NaegleLab / CoDIAC

GNU General Public License v3.0
0 stars 0 forks source link

Found "ghost" architectures missing domain annotations in PDB annotated file #42

Closed knaegle closed 5 months ago

knaegle commented 5 months ago

Description

We found we were missing some structures (7T1L for Fes the superbinder, e.g.). Upon looking we found that Uniprot record accurately captures this structure, the PDB search occurs, but somehow there is a blank entry in the domain columns, but the architecture suggests that domains were correctly extracted. This leads to filtering out of these structures, which looks for the Intepro ID in the domain list, and therefore missing that structure.

Files

PDB_annotated, filter the domain column on blanks, there are on the order of 50 or so structures that were clearly domain annotated at some point, but now missing. There isn't a clear pattern to the structures where this happened (i.e. some are mutant, some are not, many of them are ligand containing, but unclear if all of them are.

Examples

7TL1 3U23 5NWM 1WQ1

Expected behavior

Domain annotations exist

Tasks

Include specific tasks in the order they need to be done in. Include links to specific lines of code where the task should happen at, if known

knaegle commented 5 months ago

Update: This all appears to be working as expected. The architecture column was for the full protein, indicating the protein was found. The blank entries for the structure indicate that no domain structure was found within the experimental structure.

I added a feature to print the full uniprot domain structure, so it's easier in place to compare the boundaries of the structure and that of the full protein.

In digging into a few cases: 7T1L (FES superbinder) - the issue here is that there are so may alterations between the experiment sequence and the reference, that we catch by alignment only a segment of the boundary.
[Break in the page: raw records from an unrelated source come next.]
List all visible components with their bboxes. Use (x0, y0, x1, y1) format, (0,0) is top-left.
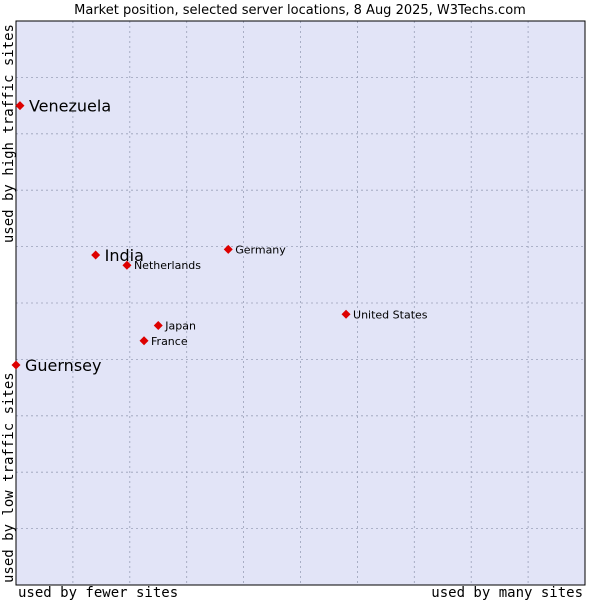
data-point-netherlands: Netherlands (122, 259, 201, 272)
data-point-venezuela: Venezuela (15, 97, 111, 116)
point-marker (122, 260, 132, 270)
data-point-france: France (139, 335, 188, 348)
grid-lines (16, 21, 585, 585)
x-axis-label-low: used by fewer sites (18, 585, 178, 600)
data-point-india: India (91, 246, 144, 265)
point-label: France (151, 335, 188, 348)
point-label: Netherlands (134, 259, 201, 272)
point-label: Venezuela (29, 97, 111, 116)
point-marker (153, 321, 163, 331)
point-marker (341, 309, 351, 319)
point-marker (223, 244, 233, 254)
point-marker (91, 250, 101, 260)
data-point-germany: Germany (223, 243, 286, 256)
point-label: Germany (235, 243, 286, 256)
point-label: United States (353, 308, 428, 321)
point-label: India (105, 246, 144, 265)
point-marker (11, 360, 21, 370)
data-point-united-states: United States (341, 308, 428, 321)
y-axis-label-high: used by high traffic sites (1, 24, 17, 243)
x-axis-label-high: used by many sites (431, 585, 583, 600)
point-marker (15, 101, 25, 111)
point-label: Japan (164, 320, 196, 333)
chart-title: Market position, selected server locatio… (74, 3, 526, 18)
data-point-japan: Japan (153, 320, 196, 333)
point-marker (139, 336, 149, 346)
data-point-guernsey: Guernsey (11, 356, 101, 375)
plot-frame (15, 20, 586, 586)
point-label: Guernsey (25, 356, 101, 375)
y-axis-label-low: used by low traffic sites (1, 372, 17, 583)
Our alignment captures only 'KPLHEQLWYHGAIPRAEVAELLVHSGDFLVRESETV' of the SH2 domain of Fes within the structure. Honestly, this feels like the right behavior. There are gaps and mutations relative to wild type Fes that this is a somewhat unrecognizable sequence

Screenshot 2024-01-17 at 8 33 07 AM

3U23 (RIN3): Issue here is RIN3 SH2 domain containing component is not what was crystalized. It was a segment of RIN3 containing a pTyr as a ligand to CD2AP. Hence, the SH2 domain was not covered.

3MTT (PIK3R2): This covers 433-612, which spans neither SH2 domain - but is instead likely focused on that alpha helical region.

knaegle commented 5 months ago

Closing this, @alekhyaa2 no need to do final 2 tasks. Making a pull request to hook the branches of CoDIAC and SH2 data repos to main.